Dove mancano i fondi? Economia circolare e inquinamento in cima alle priorità
Scendendo nel dettaglio dei settori che più necessitano di risorse, emerge il quadro delle priorità.
La fetta più consistente degli investimenti mancanti riguarda l’economia circolare, considerata ormai un asse strategico per la competitività europea. Per questo settore, il fabbisogno annuo è di ben 17,6 miliardi di euro, ma all’appello ne mancano circa 2,8 miliardi.
A questa cifra si aggiunge un ulteriore deficit di quasi mezzo miliardo destinato alla gestione di rifiuti non direttamente collegati all’economia circolare. Segue la prevenzione e riduzione dell’inquinamento, che richiederebbe 9,2 miliardi di euro l’anno, il comparto delle acque con 8,1 miliardi e, infine, il capitolo biodiversità ed ecosistemi, per il quale servirebbero 4,8 miliardi di euro. Numeri che evidenziano come la transizione verso un modello di sviluppo più sostenibile non sia solo una questione di normative, ma anche, e soprattutto, di adeguato sostegno finanziario.

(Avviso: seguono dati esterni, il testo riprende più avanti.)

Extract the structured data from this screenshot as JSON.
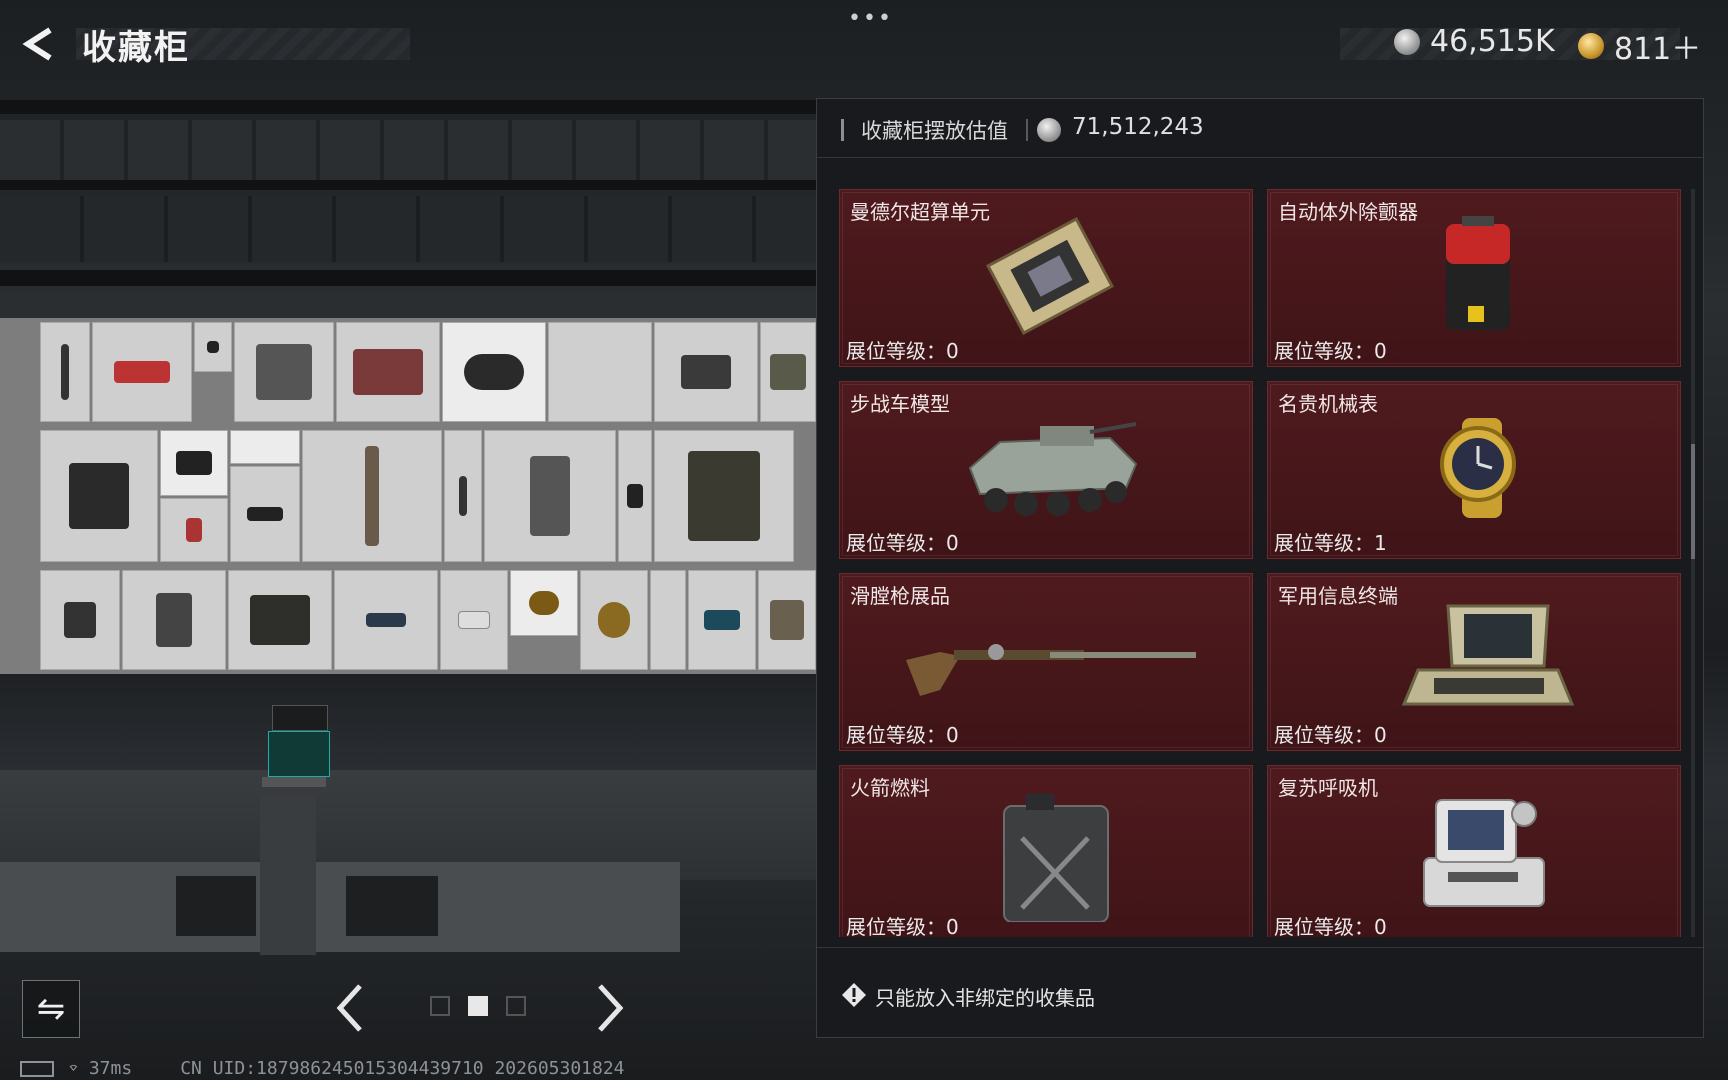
{
  "header": {
    "title": "收藏柜",
    "back_icon": "back-arrow-icon",
    "menu_dots": "•••"
  },
  "currency": {
    "silver_value": "46,515K",
    "gold_value": "811＋"
  },
  "panel": {
    "value_label": "收藏柜摆放估值",
    "value_amount": "71,512,243",
    "items": [
      {
        "name": "曼德尔超算单元",
        "level": "展位等级：0",
        "icon": "computing-unit-icon"
      },
      {
        "name": "自动体外除颤器",
        "level": "展位等级：0",
        "icon": "defibrillator-icon"
      },
      {
        "name": "步战车模型",
        "level": "展位等级：0",
        "icon": "ifv-model-icon"
      },
      {
        "name": "名贵机械表",
        "level": "展位等级：1",
        "icon": "watch-icon"
      },
      {
        "name": "滑膛枪展品",
        "level": "展位等级：0",
        "icon": "musket-icon"
      },
      {
        "name": "军用信息终端",
        "level": "展位等级：0",
        "icon": "military-terminal-icon"
      },
      {
        "name": "火箭燃料",
        "level": "展位等级：0",
        "icon": "fuel-can-icon"
      },
      {
        "name": "复苏呼吸机",
        "level": "展位等级：0",
        "icon": "ventilator-icon"
      }
    ],
    "footer_warning": "只能放入非绑定的收集品"
  },
  "status_bar": {
    "ping": "37ms",
    "uid": "CN UID:18798624501530443971​0 202605301824"
  },
  "colors": {
    "card_bg": "#4a181c",
    "panel_bg": "#181a1d",
    "accent_text": "#e8e8e8"
  }
}
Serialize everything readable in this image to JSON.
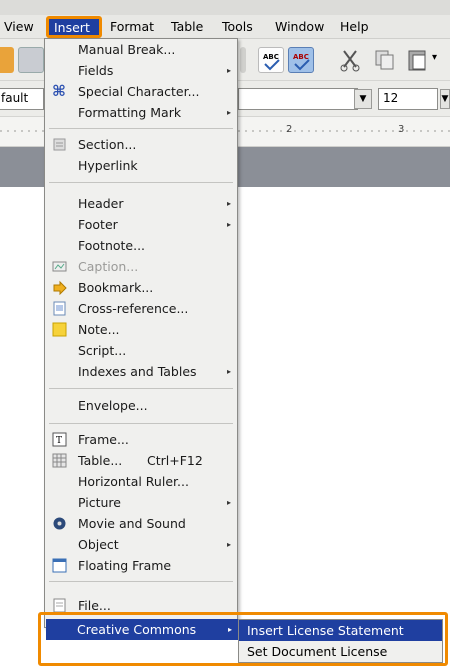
{
  "menubar": {
    "items": [
      {
        "label": "View",
        "key": "view"
      },
      {
        "label": "Insert",
        "key": "insert"
      },
      {
        "label": "Format",
        "key": "format"
      },
      {
        "label": "Table",
        "key": "table"
      },
      {
        "label": "Tools",
        "key": "tools"
      },
      {
        "label": "Window",
        "key": "window"
      },
      {
        "label": "Help",
        "key": "help"
      }
    ]
  },
  "toolbar": {
    "style_value": "fault",
    "font_size_value": "12"
  },
  "ruler": {
    "mark2": "2",
    "mark3": "3"
  },
  "insert_menu": {
    "items": [
      {
        "label": "Manual Break...",
        "submenu": false
      },
      {
        "label": "Fields",
        "submenu": true
      },
      {
        "label": "Special Character...",
        "submenu": false,
        "icon": "special-character-icon"
      },
      {
        "label": "Formatting Mark",
        "submenu": true
      },
      {
        "label": "Section...",
        "submenu": false,
        "icon": "section-icon"
      },
      {
        "label": "Hyperlink",
        "submenu": false
      },
      {
        "label": "Header",
        "submenu": true
      },
      {
        "label": "Footer",
        "submenu": true
      },
      {
        "label": "Footnote...",
        "submenu": false
      },
      {
        "label": "Caption...",
        "submenu": false,
        "disabled": true,
        "icon": "caption-icon"
      },
      {
        "label": "Bookmark...",
        "submenu": false,
        "icon": "bookmark-icon"
      },
      {
        "label": "Cross-reference...",
        "submenu": false,
        "icon": "cross-reference-icon"
      },
      {
        "label": "Note...",
        "submenu": false,
        "icon": "note-icon"
      },
      {
        "label": "Script...",
        "submenu": false
      },
      {
        "label": "Indexes and Tables",
        "submenu": true
      },
      {
        "label": "Envelope...",
        "submenu": false
      },
      {
        "label": "Frame...",
        "submenu": false,
        "icon": "frame-icon"
      },
      {
        "label": "Table...",
        "shortcut": "Ctrl+F12",
        "submenu": false,
        "icon": "table-icon"
      },
      {
        "label": "Horizontal Ruler...",
        "submenu": false
      },
      {
        "label": "Picture",
        "submenu": true
      },
      {
        "label": "Movie and Sound",
        "submenu": false,
        "icon": "movie-sound-icon"
      },
      {
        "label": "Object",
        "submenu": true
      },
      {
        "label": "Floating Frame",
        "submenu": false,
        "icon": "floating-frame-icon"
      },
      {
        "label": "File...",
        "submenu": false,
        "icon": "file-icon"
      },
      {
        "label": "Creative Commons",
        "submenu": true,
        "highlighted": true
      }
    ]
  },
  "creative_commons_submenu": {
    "items": [
      {
        "label": "Insert License Statement",
        "active": true
      },
      {
        "label": "Set Document License",
        "active": false
      }
    ]
  },
  "colors": {
    "highlight": "#1f3fa0",
    "annotation_orange": "#f08a00",
    "menu_bg": "#f0f0ee"
  }
}
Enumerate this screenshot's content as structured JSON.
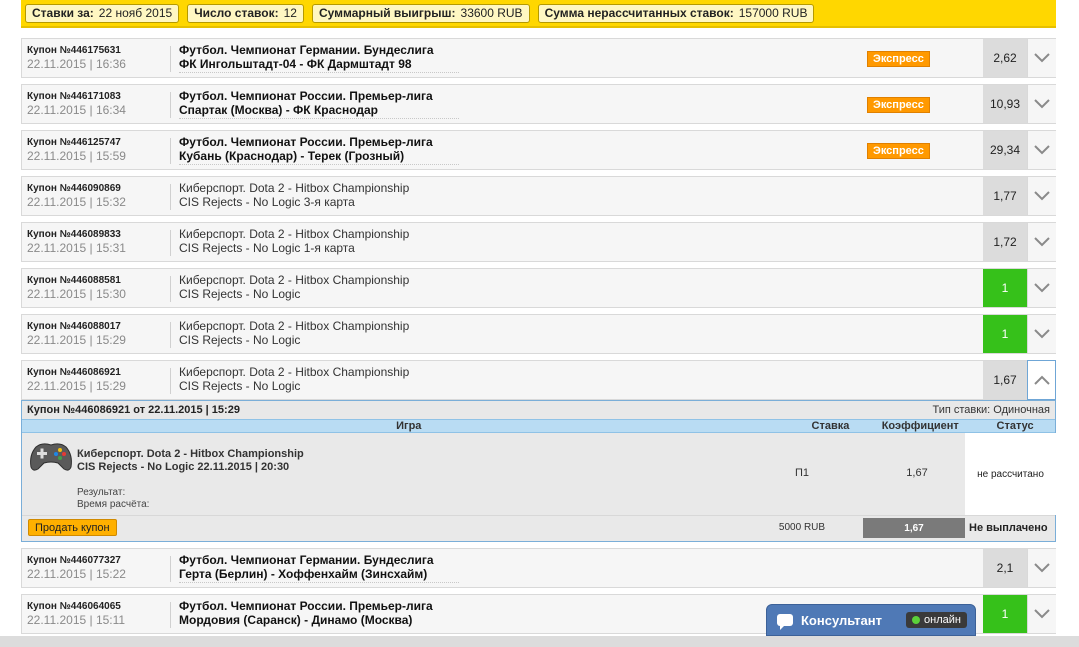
{
  "summary": {
    "bets_for_label": "Ставки за:",
    "bets_for_value": "22 нояб 2015",
    "count_label": "Число ставок:",
    "count_value": "12",
    "total_win_label": "Суммарный выигрыш:",
    "total_win_value": "33600 RUB",
    "unsettled_label": "Сумма нерассчитанных ставок:",
    "unsettled_value": "157000 RUB"
  },
  "coupons": [
    {
      "id": "Купон №446175631",
      "date": "22.11.2015 | 16:36",
      "league": "Футбол. Чемпионат Германии. Бундеслига",
      "match": "ФК Ингольштадт-04 - ФК Дармштадт 98",
      "badge": "Экспресс",
      "odds": "2,62",
      "status": "pending"
    },
    {
      "id": "Купон №446171083",
      "date": "22.11.2015 | 16:34",
      "league": "Футбол. Чемпионат России. Премьер-лига",
      "match": "Спартак (Москва) - ФК Краснодар",
      "badge": "Экспресс",
      "odds": "10,93",
      "status": "pending"
    },
    {
      "id": "Купон №446125747",
      "date": "22.11.2015 | 15:59",
      "league": "Футбол. Чемпионат России. Премьер-лига",
      "match": "Кубань (Краснодар) - Терек (Грозный)",
      "badge": "Экспресс",
      "odds": "29,34",
      "status": "pending"
    },
    {
      "id": "Купон №446090869",
      "date": "22.11.2015 | 15:32",
      "league": "Киберспорт. Dota 2 - Hitbox Championship",
      "match": "CIS Rejects - No Logic 3-я карта",
      "badge": "",
      "odds": "1,77",
      "status": "pending"
    },
    {
      "id": "Купон №446089833",
      "date": "22.11.2015 | 15:31",
      "league": "Киберспорт. Dota 2 - Hitbox Championship",
      "match": "CIS Rejects - No Logic 1-я карта",
      "badge": "",
      "odds": "1,72",
      "status": "pending"
    },
    {
      "id": "Купон №446088581",
      "date": "22.11.2015 | 15:30",
      "league": "Киберспорт. Dota 2 - Hitbox Championship",
      "match": "CIS Rejects - No Logic",
      "badge": "",
      "odds": "1",
      "status": "win"
    },
    {
      "id": "Купон №446088017",
      "date": "22.11.2015 | 15:29",
      "league": "Киберспорт. Dota 2 - Hitbox Championship",
      "match": "CIS Rejects - No Logic",
      "badge": "",
      "odds": "1",
      "status": "win"
    },
    {
      "id": "Купон №446086921",
      "date": "22.11.2015 | 15:29",
      "league": "Киберспорт. Dota 2 - Hitbox Championship",
      "match": "CIS Rejects - No Logic",
      "badge": "",
      "odds": "1,67",
      "status": "pending",
      "expanded": true
    }
  ],
  "detail": {
    "header": "Купон №446086921 от 22.11.2015 | 15:29",
    "bet_type": "Тип ставки: Одиночная",
    "columns": {
      "game": "Игра",
      "stake": "Ставка",
      "coef": "Коэффициент",
      "status": "Статус"
    },
    "game_line1": "Киберспорт. Dota 2 - Hitbox Championship",
    "game_line2": "CIS Rejects - No Logic 22.11.2015 | 20:30",
    "result_label": "Результат:",
    "calc_time_label": "Время расчёта:",
    "bet": "П1",
    "coefficient": "1,67",
    "status": "не рассчитано",
    "sell_button": "Продать купон",
    "stake_amount": "5000 RUB",
    "total_coef": "1,67",
    "payout_status": "Не выплачено"
  },
  "coupons_after": [
    {
      "id": "Купон №446077327",
      "date": "22.11.2015 | 15:22",
      "league": "Футбол. Чемпионат Германии. Бундеслига",
      "match": "Герта (Берлин) - Хоффенхайм (Зинсхайм)",
      "odds": "2,1",
      "status": "pending"
    },
    {
      "id": "Купон №446064065",
      "date": "22.11.2015 | 15:11",
      "league": "Футбол. Чемпионат России. Премьер-лига",
      "match": "Мордовия (Саранск) - Динамо (Москва)",
      "odds": "1",
      "status": "win"
    }
  ],
  "consultant": {
    "label": "Консультант",
    "status": "онлайн"
  },
  "colors": {
    "accent_yellow": "#ffd700",
    "win_green": "#36c11a",
    "express_orange": "#ff9900",
    "panel_blue": "#b9dcf3"
  }
}
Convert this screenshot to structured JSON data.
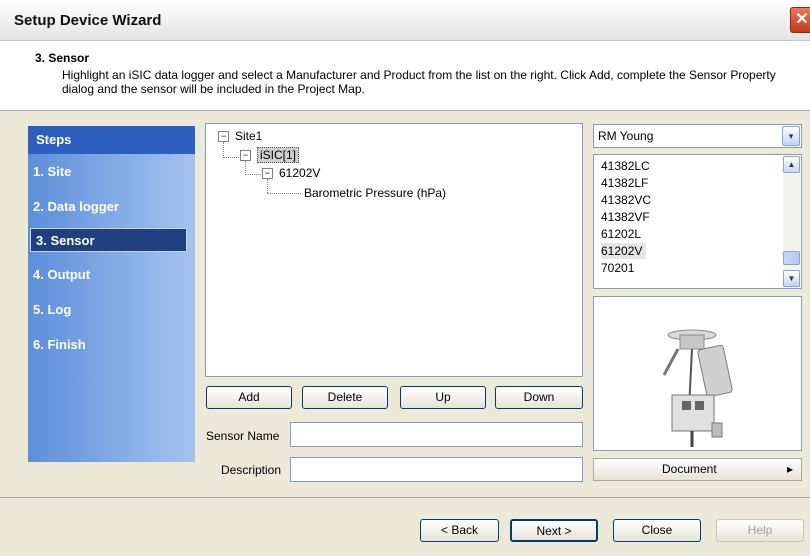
{
  "window": {
    "title": "Setup Device Wizard",
    "close_glyph": "✕"
  },
  "header": {
    "title": "3. Sensor",
    "description": "Highlight an iSIC data logger and select a Manufacturer and Product from the list on the right. Click Add, complete the Sensor Property dialog and the sensor will be included in the Project Map."
  },
  "steps": {
    "heading": "Steps",
    "items": [
      {
        "label": "1. Site"
      },
      {
        "label": "2. Data logger"
      },
      {
        "label": "3. Sensor"
      },
      {
        "label": "4. Output"
      },
      {
        "label": "5. Log"
      },
      {
        "label": "6. Finish"
      }
    ],
    "active_index": 2
  },
  "tree": {
    "site": "Site1",
    "logger": "iSIC[1]",
    "sensor": "61202V",
    "measurement": "Barometric Pressure (hPa)",
    "expand_glyph": "−"
  },
  "actions": {
    "add": "Add",
    "delete": "Delete",
    "up": "Up",
    "down": "Down"
  },
  "form": {
    "sensor_name_label": "Sensor Name",
    "sensor_name_value": "",
    "description_label": "Description",
    "description_value": ""
  },
  "manufacturer": {
    "selected": "RM Young",
    "arrow": "▾"
  },
  "products": {
    "items": [
      "41382LC",
      "41382LF",
      "41382VC",
      "41382VF",
      "61202L",
      "61202V",
      "70201"
    ],
    "selected": "61202V",
    "scroll_up": "▲",
    "scroll_down": "▼"
  },
  "document_button": {
    "label": "Document",
    "arrow": "▸"
  },
  "nav": {
    "back": "< Back",
    "next": "Next >",
    "close": "Close",
    "help": "Help"
  },
  "colors": {
    "steps_heading": "#2d5fbf",
    "active_step": "#1f3f7f",
    "close_button": "#c7381b"
  }
}
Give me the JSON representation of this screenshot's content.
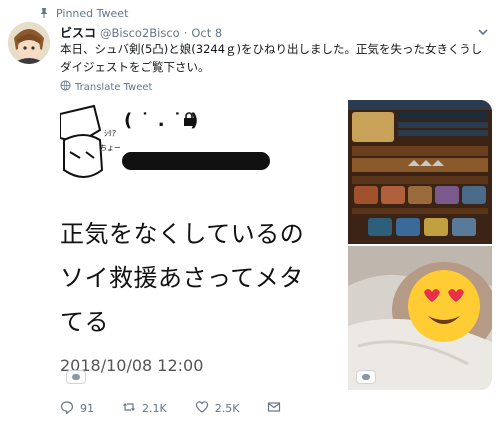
{
  "pinned": {
    "label": "Pinned Tweet"
  },
  "tweet": {
    "display_name": "ビスコ",
    "handle": "@Bisco2Bisco",
    "separator": "·",
    "date": "Oct 8",
    "text": "本日、シュバ剣(5凸)と娘(3244ｇ)をひねり出しました。正気を失った女きくうしダイジェストをご覧下さい。",
    "translate_label": "Translate Tweet"
  },
  "media": {
    "screenshot": {
      "face": "( ˙ . ˙ )",
      "line1": "正気をなくしているの",
      "line2": "ソイ救援あさってメタ",
      "line3": "てる",
      "timestamp": "2018/10/08 12:00"
    }
  },
  "actions": {
    "reply_count": "91",
    "retweet_count": "2.1K",
    "like_count": "2.5K"
  },
  "icons": {
    "pin": "pin-icon",
    "caret": "chevron-down-icon",
    "globe": "globe-icon",
    "reply": "reply-icon",
    "retweet": "retweet-icon",
    "like": "heart-icon",
    "dm": "envelope-icon"
  },
  "colors": {
    "secondary_text": "#657786",
    "primary_text": "#14171a"
  }
}
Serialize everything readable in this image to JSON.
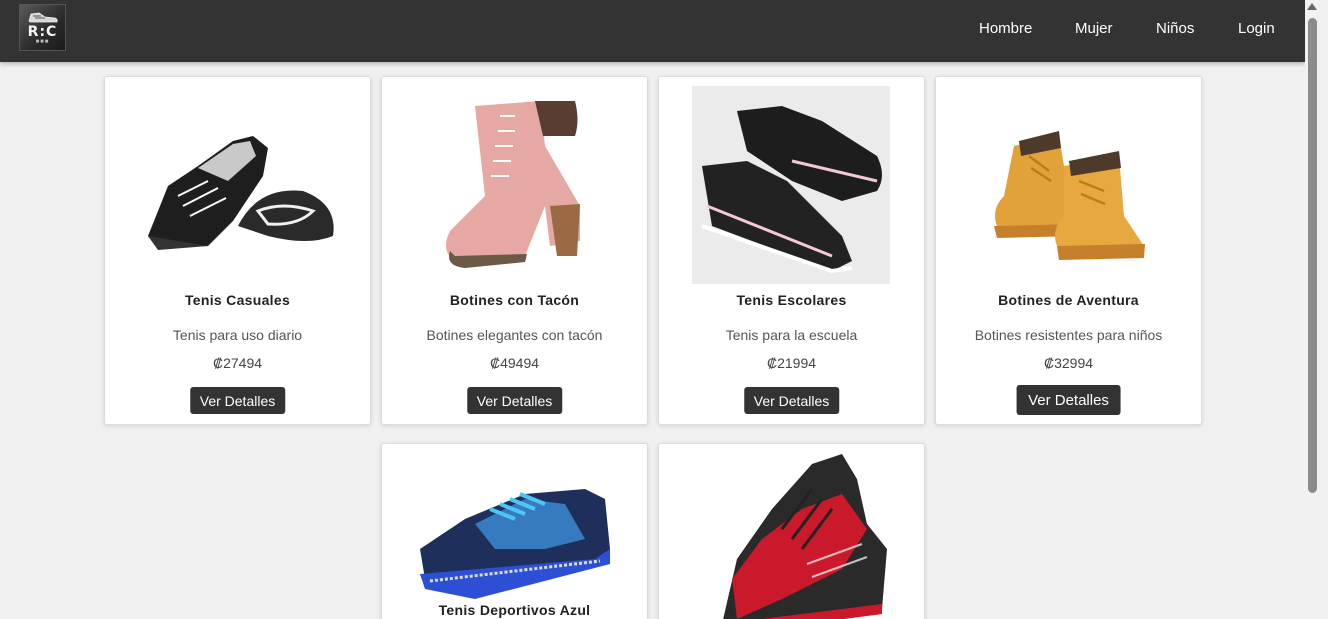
{
  "brand": {
    "logo_text": "R:C",
    "logo_sub": "■■■"
  },
  "nav": {
    "items": [
      "Hombre",
      "Mujer",
      "Niños",
      "Login"
    ]
  },
  "currency": "₡",
  "products": [
    {
      "name": "Tenis Casuales",
      "description": "Tenis para uso diario",
      "price": "₡27494",
      "button": "Ver Detalles",
      "color": "#1a1a1a"
    },
    {
      "name": "Botines con Tacón",
      "description": "Botines elegantes con tacón",
      "price": "₡49494",
      "button": "Ver Detalles",
      "color": "#e8a7a4"
    },
    {
      "name": "Tenis Escolares",
      "description": "Tenis para la escuela",
      "price": "₡21994",
      "button": "Ver Detalles",
      "color": "#222222"
    },
    {
      "name": "Botines de Aventura",
      "description": "Botines resistentes para niños",
      "price": "₡32994",
      "button": "Ver Detalles",
      "color": "#e3a43a"
    },
    {
      "name": "Tenis Deportivos Azul",
      "description": "",
      "price": "",
      "button": "",
      "color": "#1f4fa8"
    },
    {
      "name": "",
      "description": "",
      "price": "",
      "button": "",
      "color": "#c8182a"
    }
  ]
}
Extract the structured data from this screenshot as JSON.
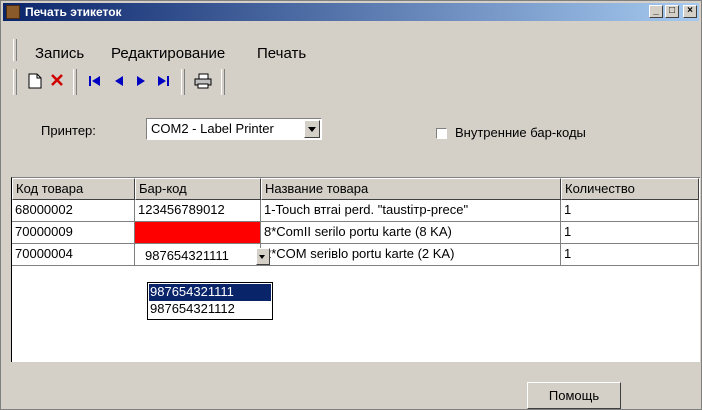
{
  "window": {
    "title": "Печать этикеток",
    "controls": {
      "minimize": "_",
      "maximize": "□",
      "close": "×"
    }
  },
  "menu": {
    "items": [
      "Запись",
      "Редактирование",
      "Печать"
    ]
  },
  "toolbar": {
    "buttons": [
      "new-icon",
      "delete-icon",
      "first-record-icon",
      "prev-record-icon",
      "next-record-icon",
      "last-record-icon",
      "printer-icon"
    ]
  },
  "printer": {
    "label": "Принтер:",
    "selected": "COM2 - Label Printer",
    "internal_barcodes_label": "Внутренние бар-коды",
    "internal_barcodes_checked": false
  },
  "table": {
    "headers": [
      "Код товара",
      "Бар-код",
      "Название товара",
      "Количество"
    ],
    "rows": [
      {
        "code": "68000002",
        "barcode": "123456789012",
        "name": "1-Touch втrai perd. \"taustітр-prece\"",
        "qty": "1"
      },
      {
        "code": "70000009",
        "barcode": "",
        "name": "8*ComІІ serilo portu karte (8 KA)",
        "qty": "1"
      },
      {
        "code": "70000004",
        "barcode": "987654321111",
        "name": "2*COM seriвlo portu karte (2 KA)",
        "qty": "1"
      }
    ],
    "dropdown_options": [
      "987654321111",
      "987654321112"
    ],
    "dropdown_selected": "987654321111"
  },
  "footer": {
    "help_label": "Помощь"
  },
  "colors": {
    "title_start": "#0a246a",
    "title_end": "#a6caf0",
    "invalid_cell": "#ff0000",
    "selection": "#0a246a"
  }
}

Smog e protezione delle biodiversità
Oltre i numeri, il rapporto della Commissione individua con precisione le principali criticità del “sistema-Italia”. E tra i punti da risolvere quanto prima c’è la lotta all’inquinamento atmosferico. Nonostante alcuni progressi, in molte aree del Paese, soprattutto nel bacino padano, persistono superamenti sistematici dei valori limite per inquinanti come il PM10 (un inquinante atmosferico ndr.) e il biossido di azoto (NO₂), con gravi ripercussioni sulla salute pubblica.
Un’altra nota dolente è rappresentata dal trattamento delle acque reflue, un ambito in cui l’Italia è già stata sanzionata dalla Corte di giustizia dell’Unione Europea per inadempienze che si trascinano da anni. Infine, il tema della biodiversità resta un tallone d’Achille: lo stato di conservazione di habitat e specie animali e vegetali nel nostro Paese necessita di un deciso miglioramento, come dimostrano anche i recenti allarmi sugli incendi che hanno devastato decine di migliaia di ettari di aree naturali protette.
Per colmare queste lacune, Bruxelles suggerisce una strategia basata su più fronti. In primo luogo, un miglioramento della governance, che stimoli una maggiore sinergia tra governo centrale, Regioni ed enti locali per rendere più efficaci le politiche sul campo. È fondamentale, inoltre, un maggiore impiego di risorse nazionali, ottenuto anche attraverso una riforma fiscale che aumenti le imposte a favore dell’ambiente e, parallelamente, riduca progressivamente le sovvenzioni dannose per l’ambiente (SAD). Su quest’ultimo punto, l’Italia ha già una strada ben tracciata, definita anche dagli impegni presi nell’ambito del PNRR.
Entro la fine del 2025 dovrà essere introdotta una norma per tagliare queste sovvenzioni di almeno 2 miliardi di euro nel 2026, con un’ulteriore riduzione di 3,5 miliardi prevista entro il 2030. Un percorso obbligato per trasformare finalmente le criticità ambientali in un’opportunità di crescita e competitività.